French Court to Hear Unprecedented Challenge to Police Ethnic Profiling

Date
July 02, 2013
Contact
Communications
media@opensocietyfoundations.org
+1 212-548-0378

On Wednesday 3 July a court in Paris will hear an unprecedented lawsuit that accuses the French police of illegally singling out young men of African or Arab ethnicity for intrusive and discriminatory identity checks and searches.

Thirteen young French men of North or Sub-Saharan African origin jointly filed the  complaint against the Interior Ministry in April last year. They assert that they have been subject to  identity checks based on what they look like, rather than something they did. All of the checks were carried out in public; some involved full body pat-downs as well as searches of belongings.

Identity checks and searches carried out based on physical appearance, presumed origin, or ethnicity are illegal according to European and international human rights standards.

Senior French officials have argued that constitutional, European and international non-discrimination norms do not apply to these police practices. 

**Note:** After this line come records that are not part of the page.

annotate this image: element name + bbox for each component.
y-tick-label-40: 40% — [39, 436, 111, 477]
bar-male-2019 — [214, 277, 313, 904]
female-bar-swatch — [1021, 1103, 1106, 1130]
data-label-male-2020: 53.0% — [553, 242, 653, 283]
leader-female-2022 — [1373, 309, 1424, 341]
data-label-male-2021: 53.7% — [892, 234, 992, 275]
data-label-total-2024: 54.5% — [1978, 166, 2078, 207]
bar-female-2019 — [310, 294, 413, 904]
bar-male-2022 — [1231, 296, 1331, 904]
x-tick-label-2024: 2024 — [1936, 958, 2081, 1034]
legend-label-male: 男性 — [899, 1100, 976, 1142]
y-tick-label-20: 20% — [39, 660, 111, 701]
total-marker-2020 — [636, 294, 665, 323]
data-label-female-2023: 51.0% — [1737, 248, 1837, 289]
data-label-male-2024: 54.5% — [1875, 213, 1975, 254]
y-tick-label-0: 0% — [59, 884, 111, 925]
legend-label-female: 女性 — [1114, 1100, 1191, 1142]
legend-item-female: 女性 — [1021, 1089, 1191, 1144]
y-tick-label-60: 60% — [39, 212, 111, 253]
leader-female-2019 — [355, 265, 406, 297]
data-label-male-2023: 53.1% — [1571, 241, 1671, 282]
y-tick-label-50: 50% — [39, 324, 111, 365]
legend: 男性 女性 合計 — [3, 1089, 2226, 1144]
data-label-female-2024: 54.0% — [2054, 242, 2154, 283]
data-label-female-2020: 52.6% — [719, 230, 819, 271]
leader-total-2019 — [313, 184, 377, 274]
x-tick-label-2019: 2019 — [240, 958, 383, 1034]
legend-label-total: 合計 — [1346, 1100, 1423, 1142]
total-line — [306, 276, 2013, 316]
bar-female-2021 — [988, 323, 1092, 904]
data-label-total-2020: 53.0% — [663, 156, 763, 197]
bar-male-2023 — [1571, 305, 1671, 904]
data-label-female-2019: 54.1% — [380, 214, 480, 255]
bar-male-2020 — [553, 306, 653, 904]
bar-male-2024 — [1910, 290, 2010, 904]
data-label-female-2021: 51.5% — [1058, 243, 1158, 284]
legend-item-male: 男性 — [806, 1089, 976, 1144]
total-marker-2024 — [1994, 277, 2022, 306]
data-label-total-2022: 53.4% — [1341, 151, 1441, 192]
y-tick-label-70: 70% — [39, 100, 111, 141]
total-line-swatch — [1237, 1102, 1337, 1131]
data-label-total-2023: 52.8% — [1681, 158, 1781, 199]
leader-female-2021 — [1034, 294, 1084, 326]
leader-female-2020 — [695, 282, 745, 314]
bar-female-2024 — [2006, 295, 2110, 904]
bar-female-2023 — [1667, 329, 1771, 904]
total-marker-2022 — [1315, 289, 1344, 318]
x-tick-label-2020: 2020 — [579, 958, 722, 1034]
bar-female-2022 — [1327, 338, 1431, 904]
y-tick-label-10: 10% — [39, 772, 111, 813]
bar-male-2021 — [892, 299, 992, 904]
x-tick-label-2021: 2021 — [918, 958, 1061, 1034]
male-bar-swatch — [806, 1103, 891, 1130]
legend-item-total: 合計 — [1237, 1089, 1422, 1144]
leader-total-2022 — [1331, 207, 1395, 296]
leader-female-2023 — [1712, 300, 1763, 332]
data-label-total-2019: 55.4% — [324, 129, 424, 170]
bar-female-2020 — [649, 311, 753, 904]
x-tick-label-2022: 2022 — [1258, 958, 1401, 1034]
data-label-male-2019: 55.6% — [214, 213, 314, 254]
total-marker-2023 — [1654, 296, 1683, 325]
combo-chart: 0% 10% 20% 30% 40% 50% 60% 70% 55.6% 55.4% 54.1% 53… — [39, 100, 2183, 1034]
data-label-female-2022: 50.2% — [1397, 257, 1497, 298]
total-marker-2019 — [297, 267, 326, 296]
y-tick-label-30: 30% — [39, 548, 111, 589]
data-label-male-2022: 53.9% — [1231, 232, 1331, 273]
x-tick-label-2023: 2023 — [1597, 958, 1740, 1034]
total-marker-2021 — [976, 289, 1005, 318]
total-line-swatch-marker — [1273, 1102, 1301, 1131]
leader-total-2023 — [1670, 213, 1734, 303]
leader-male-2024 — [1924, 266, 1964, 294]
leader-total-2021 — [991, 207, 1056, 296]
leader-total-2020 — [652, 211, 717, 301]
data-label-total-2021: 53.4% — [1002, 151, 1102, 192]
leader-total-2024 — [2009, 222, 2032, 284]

Discontent over the issue in minority communities was a factor in the 2012 presidential elections, leading François Hollande, the victorious Socialist candidate, to pledge measures to address the problem. But the limited steps proposed by his government so far have fallen well short of best practices elsewhere in Europe.

A quantitative study by Open Society Justice Initiative and the French National Research Institute (CNRS), carried out in Paris in 2009, demonstrated that individuals identified as “Blacks” and “North Africans” are checked respectively 6 and 8 times more than “Whites”.

The claimants are represented by attorneys Slim Ben Achour and Felix de Belloy.